Another risk factor is costlier external financing as the country will shift from concessional loans to market-based borrowing and likely to face debt-servicing pressure. The counter argument is that LDC gradation is likely to improve the country's credit rating and so external financing will be competitive.
Business communities of the country further argued that there is a number of examples that the LDCs deferred or delayed their graduations. For instance, Maldives postponed its graduation by eight years, citing vulnerabilities related to its small size and limited development capacity. Vanuatu delayed its transition by a remarkable 20 years, largely due to the socio-economic impacts of tropical cyclones and other external shocks. Samoa and Equatorial Guinea both extended their preparation period by five years. Nepal secured a five-year extension, reflecting both natural disaster recovery efforts and the need for economic readiness. The Solomon Islands were granted a six-year delay. Myanmar met the UN graduation criteria in years such as 2018, 2021, and 2024. However, due to political instability following a military coup, the UN Committee for Development Policy (CDP) deferred its graduation until 2027.
It is to be noted that none of these countries, except Myanmar, are comparable to Bangladesh in terms of size of economy and geography and population. Moreover, the country has better graduation thresholds than Nepal and Lao PDR and also not a land-locked nation like these two countries.
The business communities, however, stressed the need for five to six year extension of the deadline of the graduation as a transition period and suggested a number of measures to be completed within the period. These include: (i) secure trade deals with major trading partners to offset US tariff shocks; (ii) drive export diversification into pharma, IT, leather, agro-processing, and light engineering; (iii) build human capital for Industry 4.0 -- automation, AI, advanced manufacturing; (iv) Attract quality FDI -- investors who bring technology and sustainability, not just cheap capital; and (v) strengthen governance and climate resilience, ensuring competitiveness in a turbulent global economy.

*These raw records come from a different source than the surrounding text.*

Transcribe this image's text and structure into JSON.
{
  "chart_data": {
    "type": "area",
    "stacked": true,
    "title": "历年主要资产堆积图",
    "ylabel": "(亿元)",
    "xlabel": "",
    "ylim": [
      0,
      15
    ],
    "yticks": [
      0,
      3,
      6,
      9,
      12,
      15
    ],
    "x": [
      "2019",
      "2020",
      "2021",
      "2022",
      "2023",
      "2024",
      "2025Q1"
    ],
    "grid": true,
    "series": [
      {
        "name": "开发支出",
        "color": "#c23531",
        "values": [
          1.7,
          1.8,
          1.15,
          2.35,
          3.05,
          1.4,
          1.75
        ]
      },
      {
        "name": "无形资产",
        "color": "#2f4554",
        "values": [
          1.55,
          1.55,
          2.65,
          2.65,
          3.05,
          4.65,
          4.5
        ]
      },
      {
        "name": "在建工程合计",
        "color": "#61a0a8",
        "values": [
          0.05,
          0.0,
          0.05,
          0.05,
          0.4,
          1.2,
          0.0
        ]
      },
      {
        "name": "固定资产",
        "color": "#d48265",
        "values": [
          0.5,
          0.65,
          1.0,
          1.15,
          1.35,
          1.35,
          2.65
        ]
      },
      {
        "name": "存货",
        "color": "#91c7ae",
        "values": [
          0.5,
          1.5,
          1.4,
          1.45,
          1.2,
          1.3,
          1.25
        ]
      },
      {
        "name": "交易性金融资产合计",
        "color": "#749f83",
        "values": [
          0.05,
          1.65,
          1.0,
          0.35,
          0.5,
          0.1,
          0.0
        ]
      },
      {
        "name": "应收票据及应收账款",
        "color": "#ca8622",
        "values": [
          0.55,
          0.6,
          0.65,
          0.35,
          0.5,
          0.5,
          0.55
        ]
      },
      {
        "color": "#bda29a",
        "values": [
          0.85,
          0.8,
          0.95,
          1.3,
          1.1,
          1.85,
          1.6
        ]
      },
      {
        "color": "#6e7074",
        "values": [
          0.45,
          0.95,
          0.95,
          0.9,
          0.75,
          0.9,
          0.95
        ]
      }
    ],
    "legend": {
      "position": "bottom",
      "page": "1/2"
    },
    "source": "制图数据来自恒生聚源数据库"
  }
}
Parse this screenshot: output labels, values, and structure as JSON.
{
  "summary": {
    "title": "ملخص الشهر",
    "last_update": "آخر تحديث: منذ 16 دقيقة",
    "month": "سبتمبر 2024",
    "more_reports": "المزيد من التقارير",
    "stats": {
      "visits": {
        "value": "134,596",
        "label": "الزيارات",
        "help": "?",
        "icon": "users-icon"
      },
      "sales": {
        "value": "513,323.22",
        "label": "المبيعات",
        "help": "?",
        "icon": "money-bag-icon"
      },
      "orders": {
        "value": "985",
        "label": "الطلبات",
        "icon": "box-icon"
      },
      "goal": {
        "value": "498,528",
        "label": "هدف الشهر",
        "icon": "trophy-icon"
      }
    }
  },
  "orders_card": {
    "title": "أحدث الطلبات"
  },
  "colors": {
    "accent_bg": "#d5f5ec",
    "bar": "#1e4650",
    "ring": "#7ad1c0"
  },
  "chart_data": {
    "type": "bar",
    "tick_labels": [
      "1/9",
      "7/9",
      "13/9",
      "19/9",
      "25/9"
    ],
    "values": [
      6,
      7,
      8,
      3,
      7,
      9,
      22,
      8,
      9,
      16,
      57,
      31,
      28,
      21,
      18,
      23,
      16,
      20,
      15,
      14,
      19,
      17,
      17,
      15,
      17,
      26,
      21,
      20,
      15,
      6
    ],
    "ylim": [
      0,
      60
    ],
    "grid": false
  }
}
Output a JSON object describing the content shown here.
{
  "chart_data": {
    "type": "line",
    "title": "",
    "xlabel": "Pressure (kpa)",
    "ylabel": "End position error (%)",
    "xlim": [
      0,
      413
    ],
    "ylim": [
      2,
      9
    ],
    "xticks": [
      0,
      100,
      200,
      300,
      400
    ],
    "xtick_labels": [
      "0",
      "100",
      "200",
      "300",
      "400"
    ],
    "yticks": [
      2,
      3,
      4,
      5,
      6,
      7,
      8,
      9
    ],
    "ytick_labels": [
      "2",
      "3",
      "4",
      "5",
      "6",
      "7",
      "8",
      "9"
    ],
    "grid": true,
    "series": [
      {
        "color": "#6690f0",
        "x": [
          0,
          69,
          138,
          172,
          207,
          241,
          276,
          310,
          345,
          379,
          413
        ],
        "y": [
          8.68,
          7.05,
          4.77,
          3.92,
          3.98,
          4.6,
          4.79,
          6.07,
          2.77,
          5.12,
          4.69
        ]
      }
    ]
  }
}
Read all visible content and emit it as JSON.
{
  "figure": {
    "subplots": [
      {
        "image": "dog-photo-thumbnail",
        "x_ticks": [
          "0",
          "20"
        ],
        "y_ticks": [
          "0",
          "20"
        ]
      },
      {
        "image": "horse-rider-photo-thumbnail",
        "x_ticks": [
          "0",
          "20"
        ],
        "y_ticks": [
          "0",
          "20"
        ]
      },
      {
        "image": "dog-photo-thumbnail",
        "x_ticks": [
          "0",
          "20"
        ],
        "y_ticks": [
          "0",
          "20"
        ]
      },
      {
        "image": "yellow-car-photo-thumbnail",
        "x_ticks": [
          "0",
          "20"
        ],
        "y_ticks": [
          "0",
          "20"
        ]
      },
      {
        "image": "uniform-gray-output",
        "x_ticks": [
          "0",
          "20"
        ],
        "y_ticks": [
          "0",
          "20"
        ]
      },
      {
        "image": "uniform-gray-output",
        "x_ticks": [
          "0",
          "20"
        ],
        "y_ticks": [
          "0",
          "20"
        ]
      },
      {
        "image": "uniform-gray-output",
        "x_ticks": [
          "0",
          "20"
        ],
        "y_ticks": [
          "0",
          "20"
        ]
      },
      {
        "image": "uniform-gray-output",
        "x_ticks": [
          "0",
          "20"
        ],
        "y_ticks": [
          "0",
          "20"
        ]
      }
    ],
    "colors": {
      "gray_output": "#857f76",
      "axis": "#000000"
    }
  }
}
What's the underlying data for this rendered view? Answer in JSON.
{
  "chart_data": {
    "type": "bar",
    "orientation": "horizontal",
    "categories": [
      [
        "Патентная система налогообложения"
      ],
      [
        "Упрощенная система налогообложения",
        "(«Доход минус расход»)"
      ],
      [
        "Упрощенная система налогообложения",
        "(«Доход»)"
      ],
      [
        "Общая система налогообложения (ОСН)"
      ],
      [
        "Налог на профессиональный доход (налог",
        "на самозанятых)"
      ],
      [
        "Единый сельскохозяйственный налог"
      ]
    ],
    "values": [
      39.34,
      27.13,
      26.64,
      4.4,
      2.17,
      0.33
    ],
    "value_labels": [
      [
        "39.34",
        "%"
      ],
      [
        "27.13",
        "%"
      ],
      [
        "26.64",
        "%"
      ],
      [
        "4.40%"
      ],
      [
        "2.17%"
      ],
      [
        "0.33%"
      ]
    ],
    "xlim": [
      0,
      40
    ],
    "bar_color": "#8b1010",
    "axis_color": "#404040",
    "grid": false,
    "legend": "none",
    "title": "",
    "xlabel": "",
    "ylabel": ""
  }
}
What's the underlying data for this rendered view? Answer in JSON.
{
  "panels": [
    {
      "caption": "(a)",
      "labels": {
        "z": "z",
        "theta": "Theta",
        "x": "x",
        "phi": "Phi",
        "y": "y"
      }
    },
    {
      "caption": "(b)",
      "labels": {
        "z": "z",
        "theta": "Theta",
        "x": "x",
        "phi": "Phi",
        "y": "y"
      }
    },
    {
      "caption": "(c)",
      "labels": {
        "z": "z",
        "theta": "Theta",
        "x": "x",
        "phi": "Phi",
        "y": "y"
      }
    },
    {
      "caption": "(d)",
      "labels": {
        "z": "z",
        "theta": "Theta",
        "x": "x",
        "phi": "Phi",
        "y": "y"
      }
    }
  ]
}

Whether all these are achievable during the five to six years of proposed transition period is a matter of debate especially when the country could not move significantly towards the diversification of exports or negotiate any free trade deal in the last ten years. One, however, needs to keep in mind that the autocratic regime did not allow to raise voices for logical demands. Moreover, the regime was totally gripped by corruption and bad governance undermining the country's true potential of advancement. For the ousted regime, LDC-graduation was more of a showcase of its flawed development, not of real progress. One of the examples was the government-sponsored celebration in 2018 after the country formally get the UN acceptance for meeting the three criteria. The then government did not focus on adequate preparation to absorb the post-graduation shocks and critical challenges like IPRs.
Against the backdrop, the interim government needs to examine the demand for deferment of the LDC graduation of Bangladesh intensively.